Devarajan suggested that Sreekanth hone his skills in classical music. "Devarajan maash requested (M.) Balamuralikrishna to teach me, but the maestro was otherwise engaged," says Sreekanth. He then learnt under Somasekhara Babu, a student of G. N. Balasubramaniam.
Sreekanth's career as a singer in films was brief. Starting in 1974 at the age of 23, with the song Abhilaasha mohitha in `Bhaarya Illatha Raathri', Sreekanth sang in over 60 films, mostly in the Seventies.
Other songs of his that were noticed are Kailaasa Shailaadrinaatha (`Swami Ayyappan'), Chandrakiranangal (`Amma') with Vani Jayaram, Mrigaanga bimbam udhichu (`Romeo') and Paarvana sashikala (`Neela sari').
The early numbers that he sang had been the creation of the legendary duo: Vayalar-Devarajan. They had named him as Sreekanth. "My name is Sasidharan. In Chennai, there was another singer on the up, with the same name. To avoid a mix-up, Devarajan and Vayalar renamed me," he says.
After 1978, few songs came his way and Sreekanth left Chennai for Thiruvananthapuram. This spelt finis to his career in films. To eke out a living, he turned to singing at ganamelas, as he had done while in high school. In 2001, he sang for a film, but the film remains in the cans.
TV gave a new lease of life to this singer. He says, "Besides being featured on Doordarshan, I recently sang 13 songs for the Amrita TV channel."
But for a play of Providence, Sreekanth's career might have charted a different course. "I was to sing the song, Chandrakalabham Chaarthiyurangum theeram, composed by Devarajan maash. To get it right, I practised for three weeks. But in the end, the chance slipped by as the producer was adamant that Jesudas sing it. The song went on to become an all-time hit. As compensation, I was offered the song, Baghawan, Baghawan, Prakrithiyae srishticha in the same film. This song went unnoticed. The loss saddens me," Sreekanth says.
He also feels that he should have stayed back in Chennai. "After I returned, I became so frustrated that I even developed an aversion to music," he says. He did try to go back to Chennai three years ago. "Music director Ravindran asked me to come over. Johnson too was enthusiastic about it, but nothing worked out," he adds.
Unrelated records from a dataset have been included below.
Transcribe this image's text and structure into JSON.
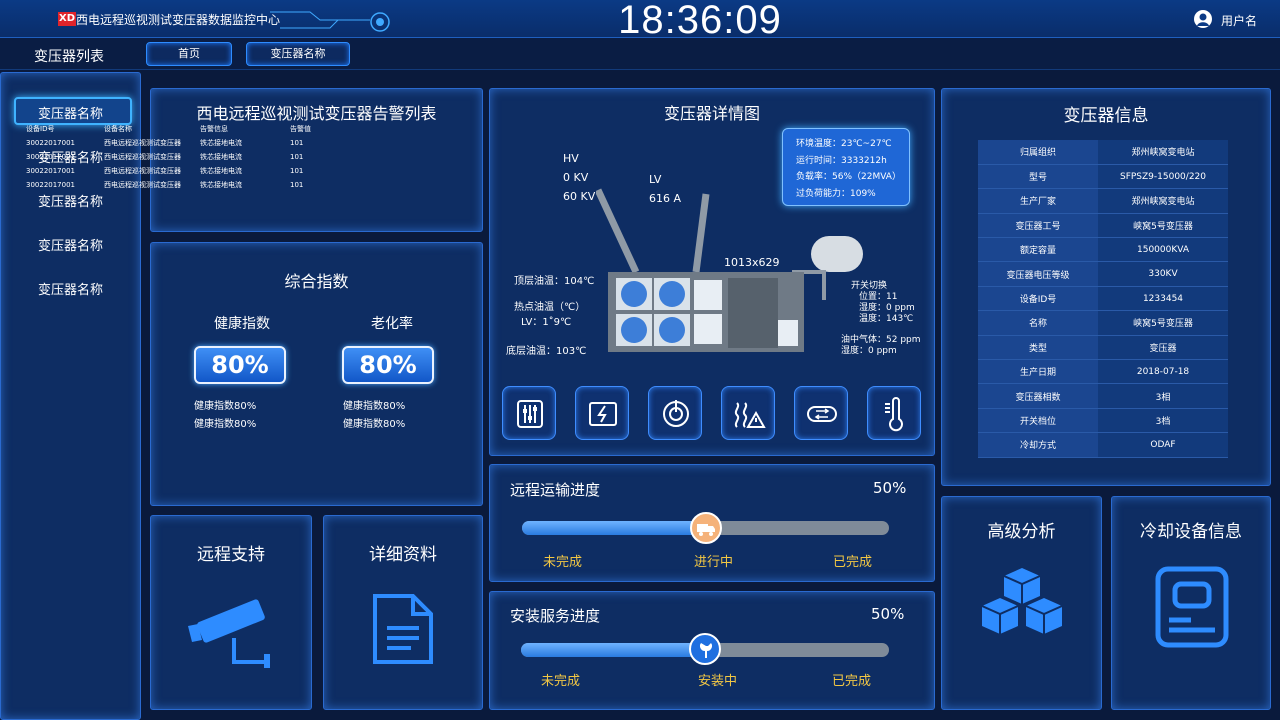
{
  "header": {
    "logo": "XD",
    "title": "西电远程巡视测试变压器数据监控中心",
    "clock": "18:36:09",
    "user": "用户名"
  },
  "nav": {
    "title": "变压器列表",
    "tabs": [
      "首页",
      "变压器名称"
    ]
  },
  "sidebar": {
    "items": [
      "变压器名称",
      "变压器名称",
      "变压器名称",
      "变压器名称",
      "变压器名称"
    ]
  },
  "alarm": {
    "title": "西电远程巡视测试变压器告警列表",
    "headers": [
      "设备ID号",
      "设备名称",
      "告警信息",
      "告警值"
    ],
    "rows": [
      [
        "30022017001",
        "西电远程巡视测试变压器",
        "铁芯接地电流",
        "101"
      ],
      [
        "30022017001",
        "西电远程巡视测试变压器",
        "铁芯接地电流",
        "101"
      ],
      [
        "30022017001",
        "西电远程巡视测试变压器",
        "铁芯接地电流",
        "101"
      ],
      [
        "30022017001",
        "西电远程巡视测试变压器",
        "铁芯接地电流",
        "101"
      ]
    ]
  },
  "composite": {
    "title": "综合指数",
    "health": {
      "label": "健康指数",
      "value": "80%",
      "fraction": 0.8,
      "notes": [
        "健康指数80%",
        "健康指数80%"
      ]
    },
    "aging": {
      "label": "老化率",
      "value": "80%",
      "fraction": 0.8,
      "notes": [
        "健康指数80%",
        "健康指数80%"
      ]
    }
  },
  "remote_support": {
    "label": "远程支持",
    "icon": "camera-icon"
  },
  "details": {
    "label": "详细资料",
    "icon": "document-icon"
  },
  "detail_view": {
    "title": "变压器详情图",
    "env": [
      "环境温度：23℃~27℃",
      "运行时间：3333212h",
      "负载率：56%（22MVA）",
      "过负荷能力：109%"
    ],
    "hv": [
      "HV",
      "0 KV",
      "60 KV"
    ],
    "lv": [
      "LV",
      "616 A"
    ],
    "size": "1013x629",
    "left_labels": [
      "顶层油温：104℃",
      "热点油温（℃）",
      "LV：1˚9℃",
      "底层油温：103℃"
    ],
    "switch": [
      "开关切换",
      "位置：11",
      "湿度：0 ppm",
      "温度：143℃"
    ],
    "gas": [
      "油中气体：52 ppm",
      "湿度：0 ppm"
    ],
    "tools": [
      "sliders-icon",
      "battery-icon",
      "power-icon",
      "heat-warning-icon",
      "exchange-icon",
      "thermometer-icon"
    ]
  },
  "info": {
    "title": "变压器信息",
    "rows": [
      [
        "归属组织",
        "郑州峡窝变电站"
      ],
      [
        "型号",
        "SFPSZ9-15000/220"
      ],
      [
        "生产厂家",
        "郑州峡窝变电站"
      ],
      [
        "变压器工号",
        "峡窝5号变压器"
      ],
      [
        "额定容量",
        "150000KVA"
      ],
      [
        "变压器电压等级",
        "330KV"
      ],
      [
        "设备ID号",
        "1233454"
      ],
      [
        "名称",
        "峡窝5号变压器"
      ],
      [
        "类型",
        "变压器"
      ],
      [
        "生产日期",
        "2018-07-18"
      ],
      [
        "变压器相数",
        "3相"
      ],
      [
        "开关档位",
        "3档"
      ],
      [
        "冷却方式",
        "ODAF"
      ]
    ]
  },
  "transport": {
    "title": "远程运输进度",
    "percent": "50%",
    "fraction": 0.5,
    "stages": [
      "未完成",
      "进行中",
      "已完成"
    ]
  },
  "install": {
    "title": "安装服务进度",
    "percent": "50%",
    "fraction": 0.5,
    "stages": [
      "未完成",
      "安装中",
      "已完成"
    ]
  },
  "analysis": {
    "label": "高级分析",
    "icon": "cubes-icon"
  },
  "cooling": {
    "label": "冷却设备信息",
    "icon": "id-card-icon"
  },
  "colors": {
    "accent": "#2e8cff",
    "panel": "#0e2d63",
    "stage_text": "#f2c744"
  }
}
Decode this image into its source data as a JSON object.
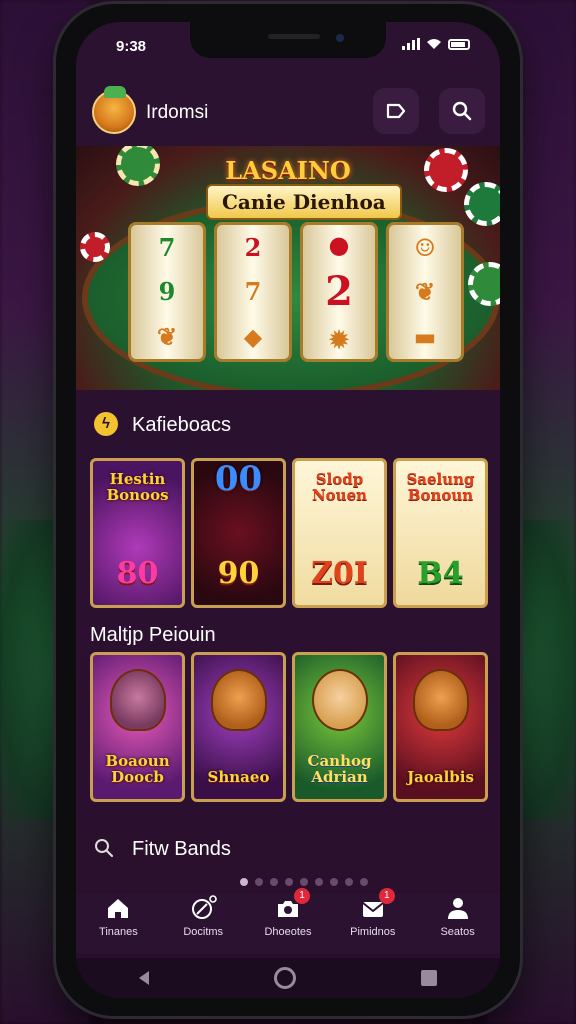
{
  "status": {
    "time": "9:38"
  },
  "header": {
    "app_name": "Irdomsi"
  },
  "banner": {
    "title": "LASAINO",
    "subtitle": "Canie Dienhoa"
  },
  "sections": {
    "featured": {
      "heading": "Kafieboacs",
      "cards": [
        {
          "title": "Hestin Bonoos",
          "value": "80"
        },
        {
          "title": "00",
          "value": "90"
        },
        {
          "title": "Slodp Nouen",
          "value": "Z0I"
        },
        {
          "title": "Saelung Bonoun",
          "value": "B4"
        }
      ]
    },
    "multiplayer": {
      "heading": "Maltjp Peiouin",
      "cards": [
        {
          "title": "Boaoun Doocb"
        },
        {
          "title": "Shnaeo"
        },
        {
          "title": "Canhog Adrian"
        },
        {
          "title": "Jaoalbis"
        }
      ]
    },
    "find": {
      "heading": "Fitw Bands"
    }
  },
  "nav": {
    "items": [
      {
        "label": "Tinanes",
        "icon": "home-icon",
        "badge": ""
      },
      {
        "label": "Docitms",
        "icon": "ball-icon",
        "badge": ""
      },
      {
        "label": "Dhoeotes",
        "icon": "camera-icon",
        "badge": "1"
      },
      {
        "label": "Pimidnos",
        "icon": "mail-icon",
        "badge": "1"
      },
      {
        "label": "Seatos",
        "icon": "profile-icon",
        "badge": ""
      }
    ]
  },
  "colors": {
    "accent": "#f3c230",
    "background": "#2a1230",
    "badge": "#e0283a"
  }
}
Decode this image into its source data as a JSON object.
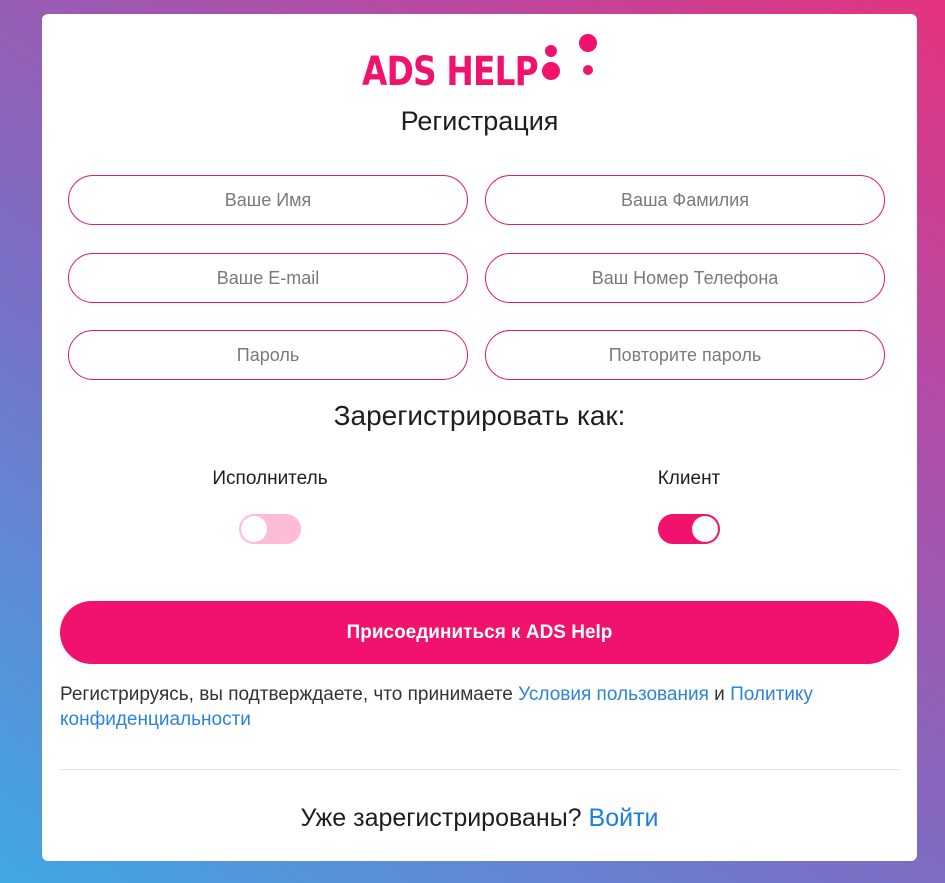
{
  "logo": {
    "text": "ADS HELP"
  },
  "title": "Регистрация",
  "fields": {
    "first_name": {
      "placeholder": "Ваше Имя",
      "value": ""
    },
    "last_name": {
      "placeholder": "Ваша Фамилия",
      "value": ""
    },
    "email": {
      "placeholder": "Ваше E-mail",
      "value": ""
    },
    "phone": {
      "placeholder": "Ваш Номер Телефона",
      "value": ""
    },
    "password": {
      "placeholder": "Пароль",
      "value": ""
    },
    "password_repeat": {
      "placeholder": "Повторите пароль",
      "value": ""
    }
  },
  "register_as": {
    "heading": "Зарегистрировать как:",
    "executor": {
      "label": "Исполнитель",
      "on": false
    },
    "client": {
      "label": "Клиент",
      "on": true
    }
  },
  "join_button": "Присоединиться к ADS Help",
  "terms": {
    "prefix": "Регистрируясь, вы подтверждаете, что принимаете ",
    "terms_link": "Условия пользования",
    "and": " и ",
    "privacy_link": "Политику конфиденциальности"
  },
  "login": {
    "question": "Уже зарегистрированы? ",
    "link": "Войти"
  },
  "colors": {
    "accent": "#f0126d",
    "toggle_off": "#ffbcd8",
    "link": "#2d83d9"
  }
}
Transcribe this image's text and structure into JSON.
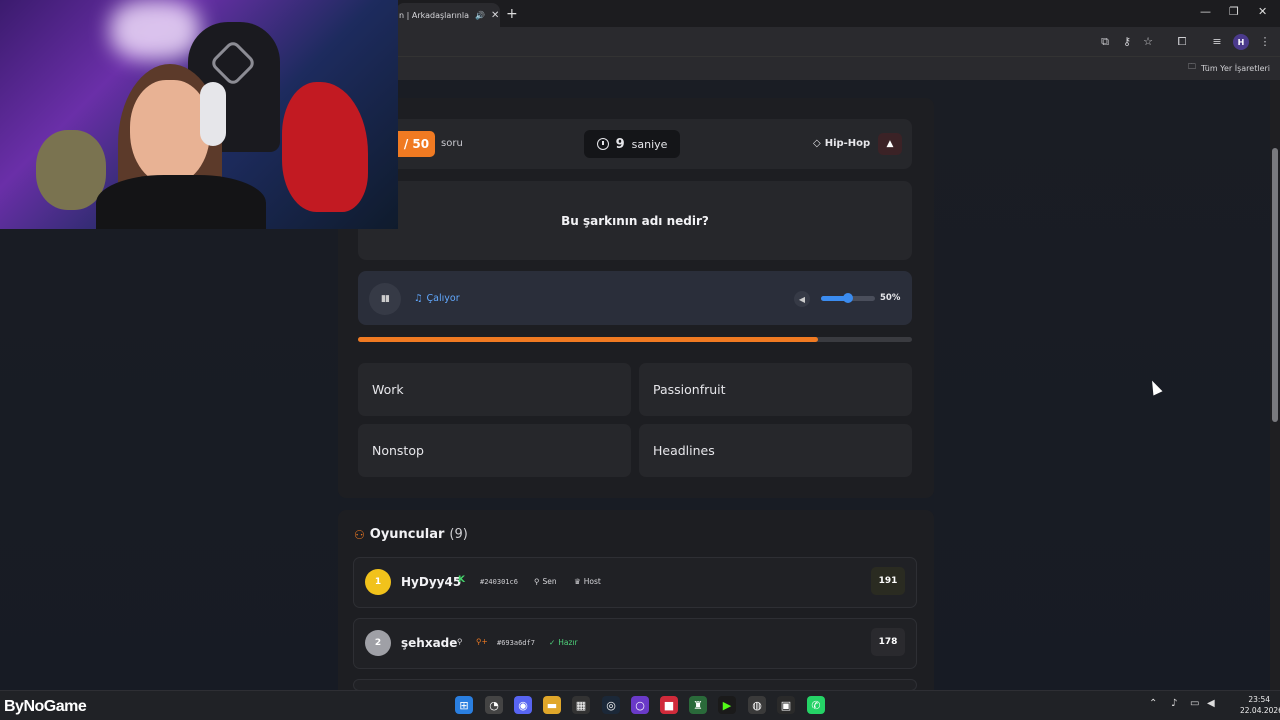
{
  "browser": {
    "tab_title": "n | Arkadaşlarınla",
    "new_tab": "+",
    "bookmark_folder": "Tüm Yer İşaretleri",
    "profile_initial": "H"
  },
  "game": {
    "question_counter": "/ 50",
    "question_word": "soru",
    "timer_value": "9",
    "timer_unit": "saniye",
    "genre": "Hip-Hop",
    "question": "Bu şarkının adı nedir?",
    "player_status": "Çalıyor",
    "volume_label": "50%",
    "volume_value": 0.5,
    "progress_value": 0.83,
    "answers": [
      "Work",
      "Passionfruit",
      "Nonstop",
      "Headlines"
    ]
  },
  "players": {
    "title": "Oyuncular",
    "count": "(9)",
    "list": [
      {
        "rank": "1",
        "name": "HyDyy45",
        "id": "#240301c6",
        "tag1": "Sen",
        "tag2": "Host",
        "score": "191"
      },
      {
        "rank": "2",
        "name": "şehxade",
        "id": "#693a6df7",
        "tag1": "Hazır",
        "score": "178"
      }
    ]
  },
  "taskbar": {
    "brand": "ByNoGame",
    "time": "23:54",
    "date": "22.04.2026"
  },
  "colors": {
    "accent": "#f07a22",
    "blue": "#3b8cf0",
    "ready": "#4ed37b"
  }
}
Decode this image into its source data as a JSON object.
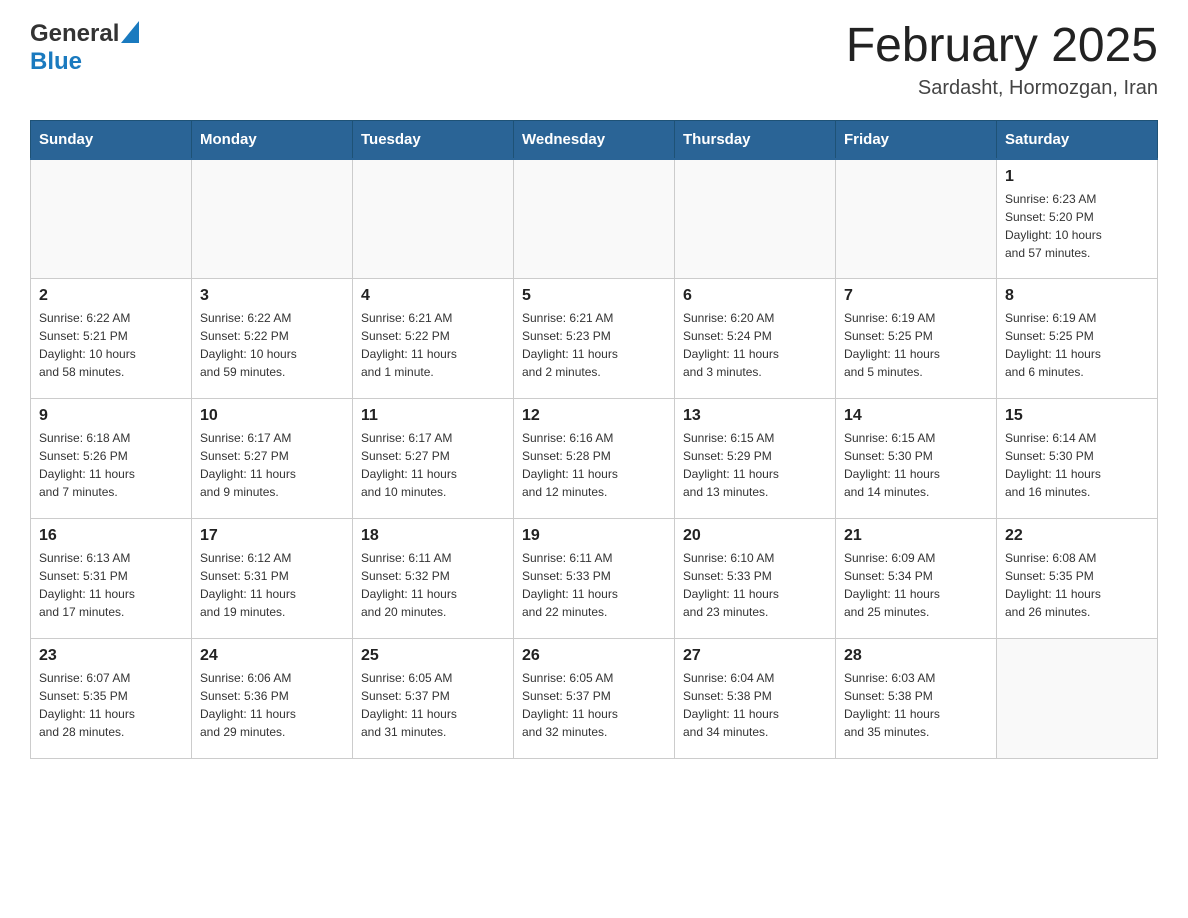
{
  "header": {
    "logo_general": "General",
    "logo_blue": "Blue",
    "month_title": "February 2025",
    "location": "Sardasht, Hormozgan, Iran"
  },
  "calendar": {
    "days_of_week": [
      "Sunday",
      "Monday",
      "Tuesday",
      "Wednesday",
      "Thursday",
      "Friday",
      "Saturday"
    ],
    "weeks": [
      {
        "cells": [
          {
            "day": "",
            "info": ""
          },
          {
            "day": "",
            "info": ""
          },
          {
            "day": "",
            "info": ""
          },
          {
            "day": "",
            "info": ""
          },
          {
            "day": "",
            "info": ""
          },
          {
            "day": "",
            "info": ""
          },
          {
            "day": "1",
            "info": "Sunrise: 6:23 AM\nSunset: 5:20 PM\nDaylight: 10 hours\nand 57 minutes."
          }
        ]
      },
      {
        "cells": [
          {
            "day": "2",
            "info": "Sunrise: 6:22 AM\nSunset: 5:21 PM\nDaylight: 10 hours\nand 58 minutes."
          },
          {
            "day": "3",
            "info": "Sunrise: 6:22 AM\nSunset: 5:22 PM\nDaylight: 10 hours\nand 59 minutes."
          },
          {
            "day": "4",
            "info": "Sunrise: 6:21 AM\nSunset: 5:22 PM\nDaylight: 11 hours\nand 1 minute."
          },
          {
            "day": "5",
            "info": "Sunrise: 6:21 AM\nSunset: 5:23 PM\nDaylight: 11 hours\nand 2 minutes."
          },
          {
            "day": "6",
            "info": "Sunrise: 6:20 AM\nSunset: 5:24 PM\nDaylight: 11 hours\nand 3 minutes."
          },
          {
            "day": "7",
            "info": "Sunrise: 6:19 AM\nSunset: 5:25 PM\nDaylight: 11 hours\nand 5 minutes."
          },
          {
            "day": "8",
            "info": "Sunrise: 6:19 AM\nSunset: 5:25 PM\nDaylight: 11 hours\nand 6 minutes."
          }
        ]
      },
      {
        "cells": [
          {
            "day": "9",
            "info": "Sunrise: 6:18 AM\nSunset: 5:26 PM\nDaylight: 11 hours\nand 7 minutes."
          },
          {
            "day": "10",
            "info": "Sunrise: 6:17 AM\nSunset: 5:27 PM\nDaylight: 11 hours\nand 9 minutes."
          },
          {
            "day": "11",
            "info": "Sunrise: 6:17 AM\nSunset: 5:27 PM\nDaylight: 11 hours\nand 10 minutes."
          },
          {
            "day": "12",
            "info": "Sunrise: 6:16 AM\nSunset: 5:28 PM\nDaylight: 11 hours\nand 12 minutes."
          },
          {
            "day": "13",
            "info": "Sunrise: 6:15 AM\nSunset: 5:29 PM\nDaylight: 11 hours\nand 13 minutes."
          },
          {
            "day": "14",
            "info": "Sunrise: 6:15 AM\nSunset: 5:30 PM\nDaylight: 11 hours\nand 14 minutes."
          },
          {
            "day": "15",
            "info": "Sunrise: 6:14 AM\nSunset: 5:30 PM\nDaylight: 11 hours\nand 16 minutes."
          }
        ]
      },
      {
        "cells": [
          {
            "day": "16",
            "info": "Sunrise: 6:13 AM\nSunset: 5:31 PM\nDaylight: 11 hours\nand 17 minutes."
          },
          {
            "day": "17",
            "info": "Sunrise: 6:12 AM\nSunset: 5:31 PM\nDaylight: 11 hours\nand 19 minutes."
          },
          {
            "day": "18",
            "info": "Sunrise: 6:11 AM\nSunset: 5:32 PM\nDaylight: 11 hours\nand 20 minutes."
          },
          {
            "day": "19",
            "info": "Sunrise: 6:11 AM\nSunset: 5:33 PM\nDaylight: 11 hours\nand 22 minutes."
          },
          {
            "day": "20",
            "info": "Sunrise: 6:10 AM\nSunset: 5:33 PM\nDaylight: 11 hours\nand 23 minutes."
          },
          {
            "day": "21",
            "info": "Sunrise: 6:09 AM\nSunset: 5:34 PM\nDaylight: 11 hours\nand 25 minutes."
          },
          {
            "day": "22",
            "info": "Sunrise: 6:08 AM\nSunset: 5:35 PM\nDaylight: 11 hours\nand 26 minutes."
          }
        ]
      },
      {
        "cells": [
          {
            "day": "23",
            "info": "Sunrise: 6:07 AM\nSunset: 5:35 PM\nDaylight: 11 hours\nand 28 minutes."
          },
          {
            "day": "24",
            "info": "Sunrise: 6:06 AM\nSunset: 5:36 PM\nDaylight: 11 hours\nand 29 minutes."
          },
          {
            "day": "25",
            "info": "Sunrise: 6:05 AM\nSunset: 5:37 PM\nDaylight: 11 hours\nand 31 minutes."
          },
          {
            "day": "26",
            "info": "Sunrise: 6:05 AM\nSunset: 5:37 PM\nDaylight: 11 hours\nand 32 minutes."
          },
          {
            "day": "27",
            "info": "Sunrise: 6:04 AM\nSunset: 5:38 PM\nDaylight: 11 hours\nand 34 minutes."
          },
          {
            "day": "28",
            "info": "Sunrise: 6:03 AM\nSunset: 5:38 PM\nDaylight: 11 hours\nand 35 minutes."
          },
          {
            "day": "",
            "info": ""
          }
        ]
      }
    ]
  }
}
Sreekanth, now 52, remembers with gratitude the thousand rupees he was paid by Maryland Subramaniam for his first song. He is supremely grateful to his mother, Ponnamma, too. "She egged me on to sing in music troupes and to enter for the AIR competition," he says.
Ponnamma feels her son has been singularly unlucky. "He started out well, but ended at the bottom of the stack." What consoles her is that his song, Ithihaasangal janikkum munbe, is still remembered by music-lovers, with nostalgia.